Now, Sylvia Reid is struggling on what decisions to make.
“We haven’t raised our prices here in seven years. So now with the cost and everything on produce and meat. It’s hard with these times. So, how do you put up your prices now,” said Reid
“And we were also looking to revamp our menu, and it’s so hard cause you never know from week-to-week what you’re going to receive and what you’re not going to receive."
She said other owners have told her they're considering taking Cesar salad off menus. Her kitchen manager, Todd Fountain, said the price of lettuce has more than doubled in a year.
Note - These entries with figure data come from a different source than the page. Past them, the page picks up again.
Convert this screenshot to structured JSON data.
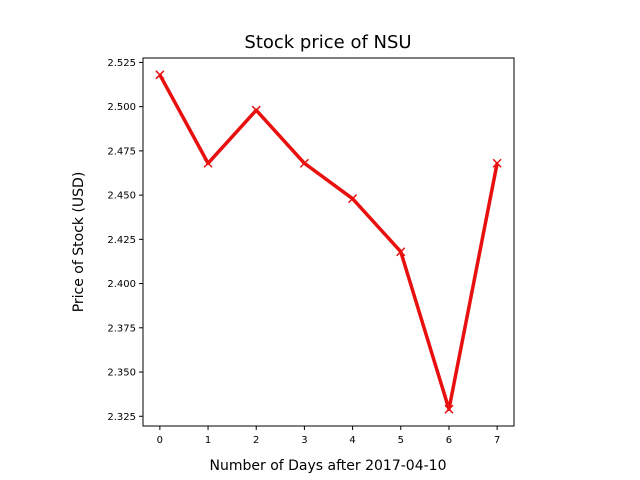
{
  "chart_data": {
    "type": "line",
    "title": "Stock price of NSU",
    "xlabel": "Number of Days after 2017-04-10",
    "ylabel": "Price of Stock (USD)",
    "x": [
      0,
      1,
      2,
      3,
      4,
      5,
      6,
      7
    ],
    "series": [
      {
        "values": [
          2.518,
          2.468,
          2.498,
          2.468,
          2.448,
          2.418,
          2.329,
          2.468
        ],
        "color": "#e8100f",
        "marker": "x"
      }
    ],
    "xticks": [
      "0",
      "1",
      "2",
      "3",
      "4",
      "5",
      "6",
      "7"
    ],
    "yticks": [
      "2.325",
      "2.350",
      "2.375",
      "2.400",
      "2.425",
      "2.450",
      "2.475",
      "2.500",
      "2.525"
    ],
    "xlim": [
      -0.35,
      7.35
    ],
    "ylim": [
      2.3195,
      2.5275
    ],
    "grid": false,
    "legend": "none"
  }
}
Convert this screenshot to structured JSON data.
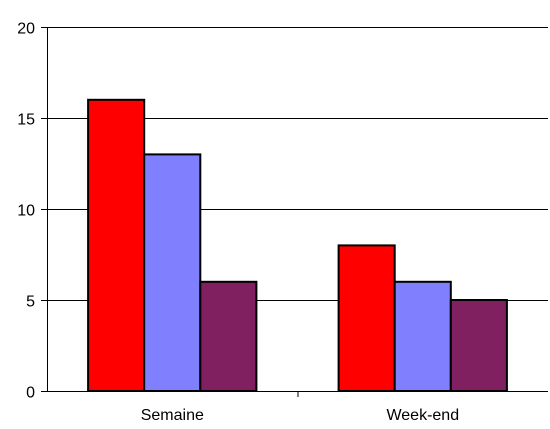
{
  "chart_data": {
    "type": "bar",
    "categories": [
      "Semaine",
      "Week-end"
    ],
    "series": [
      {
        "values": [
          16,
          8
        ],
        "color": "#ff0000"
      },
      {
        "values": [
          13,
          6
        ],
        "color": "#8080ff"
      },
      {
        "values": [
          6,
          5
        ],
        "color": "#802060"
      }
    ],
    "title": "",
    "xlabel": "",
    "ylabel": "",
    "ylim": [
      0,
      20
    ],
    "yticks": [
      0,
      5,
      10,
      15,
      20
    ],
    "grid": true,
    "legend": "none"
  }
}
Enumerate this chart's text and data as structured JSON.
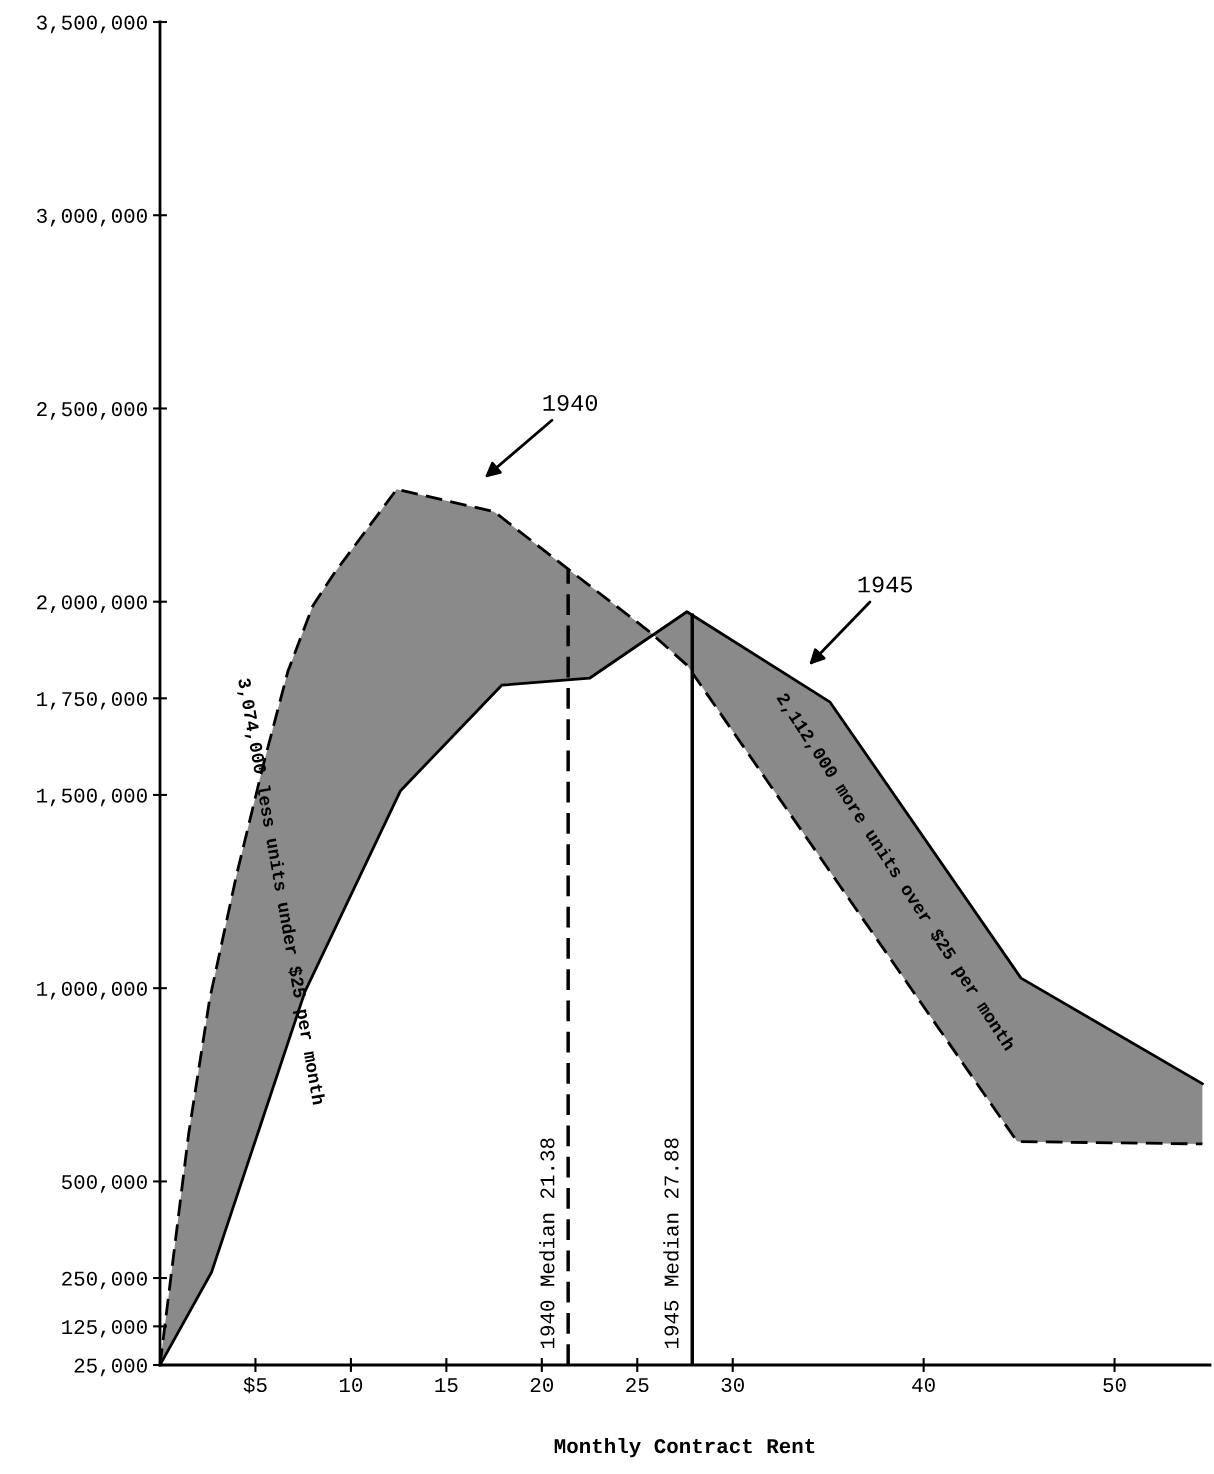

“Most of our produce is American right now and like Sylvia said, romaine lettuce is nearing $120 a case for twenty-four heads, and iceberg is even more than that; it’s over $120 a case. I just think they need to figure out the supply chain issues," Fountain said.
At Radical Gardens, owners and staff said they're always trying to come up with new ways to stay afloat.
Owner Brianna Humphrey said costs to give her staff a living wage, and to maintain its eco-friendly standing and high quality menus, -as left her with no choice but to increase prices.
"Cause our blanket cost increase is about three to four per-cent and then on top of that you have anywhere from a three-hundred per cent increase to like an eight per cent increase. We had to do something about this or we weren’t going to be around much longer," said Humphrey.
She said the restaurant industry needs to change as a whole alluding to the issue of staff shortages as a result of people not making a living wage, or receiving food from their places of work, calling it unacceptable.